The central bank said after it cut rates in September that more easing is probable at one of its next three meetings.
“Looking now, although there are a lot of one-off factors, we see inflation easing,” First Deputy Governor Ksenia Yudaeva told reporters in Moscow on Friday. “Overall risks are either balanced or declining. Financial markets risks are also under control.”
After 75 basis points of easing this year, Russia still has one of the highest real interest rates in emerging markets, and high borrowing costs are taking their toll on growth. Economists at Goldman Sachs (NYSE:) warned this week that the central bank needs to cut rates more aggressively.

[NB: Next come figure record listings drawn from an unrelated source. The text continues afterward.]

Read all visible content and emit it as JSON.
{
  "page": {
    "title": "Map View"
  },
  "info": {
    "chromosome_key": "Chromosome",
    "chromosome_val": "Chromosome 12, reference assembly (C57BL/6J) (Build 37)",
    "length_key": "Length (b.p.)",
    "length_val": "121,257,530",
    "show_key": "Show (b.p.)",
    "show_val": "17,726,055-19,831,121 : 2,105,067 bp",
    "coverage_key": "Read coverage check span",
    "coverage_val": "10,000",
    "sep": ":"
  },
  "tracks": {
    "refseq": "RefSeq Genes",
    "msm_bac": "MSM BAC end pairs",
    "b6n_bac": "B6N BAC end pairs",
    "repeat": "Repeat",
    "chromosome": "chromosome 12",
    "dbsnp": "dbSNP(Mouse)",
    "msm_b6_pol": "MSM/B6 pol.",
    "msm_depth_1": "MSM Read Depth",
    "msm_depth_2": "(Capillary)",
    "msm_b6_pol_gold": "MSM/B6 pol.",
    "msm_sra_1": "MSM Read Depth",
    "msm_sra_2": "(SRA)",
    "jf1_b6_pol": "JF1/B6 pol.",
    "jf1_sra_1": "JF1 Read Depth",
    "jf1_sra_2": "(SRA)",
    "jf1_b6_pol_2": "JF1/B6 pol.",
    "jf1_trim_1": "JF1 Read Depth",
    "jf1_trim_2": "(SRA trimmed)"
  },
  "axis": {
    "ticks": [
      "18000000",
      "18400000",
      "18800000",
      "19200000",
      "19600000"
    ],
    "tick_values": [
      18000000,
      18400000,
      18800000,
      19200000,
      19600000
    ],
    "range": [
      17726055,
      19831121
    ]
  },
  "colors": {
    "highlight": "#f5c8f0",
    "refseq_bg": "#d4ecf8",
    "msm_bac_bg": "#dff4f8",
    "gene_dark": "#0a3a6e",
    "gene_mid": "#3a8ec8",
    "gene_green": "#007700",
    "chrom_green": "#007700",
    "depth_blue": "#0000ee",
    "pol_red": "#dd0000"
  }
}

“Policy makers need to acknowledge that it’s also a problem if inflation falls below target,” said Clemens Grafe, a Moscow-based economist at Goldman. “They always want to be on the cautious side and build buffers.”
Before Yudaeva’s comments just three of 18 analysts in another Bloomberg survey were forecasting a 25 basis-point cut at the central bank’s next rates meeting on Oct. 25, with the rest expecting no change. One economist switched their forecast to a cut on Friday afternoon.
The central bank needs clarity on budget spending plans for the next year in order to make its decision on future rate cuts, Yudaeva said earlier on Friday. A likely jump in spending at the end of 2019 will feed into this year’s inflation numbers, she said.
The Economy Ministry, which is pushing for deeper cuts, estimates that inflation could decelerate to below 3% next year, well below a central bank forecast that it will stay near the current level.
RUSSIA REACT: Sliding Inflation Keeps October Live for Rate Cut
Still, when inflation has fallen below target in recent years, Nabiullina has remained cautious with rate cuts. Inflation was below 4% for nearly a year in 2017-2018 and went as low as 2.2%, but the central bank kept rates above 7.25%.
“The central bank still doesn’t trust that it has enough credibility among investors and the population,” Grafe said.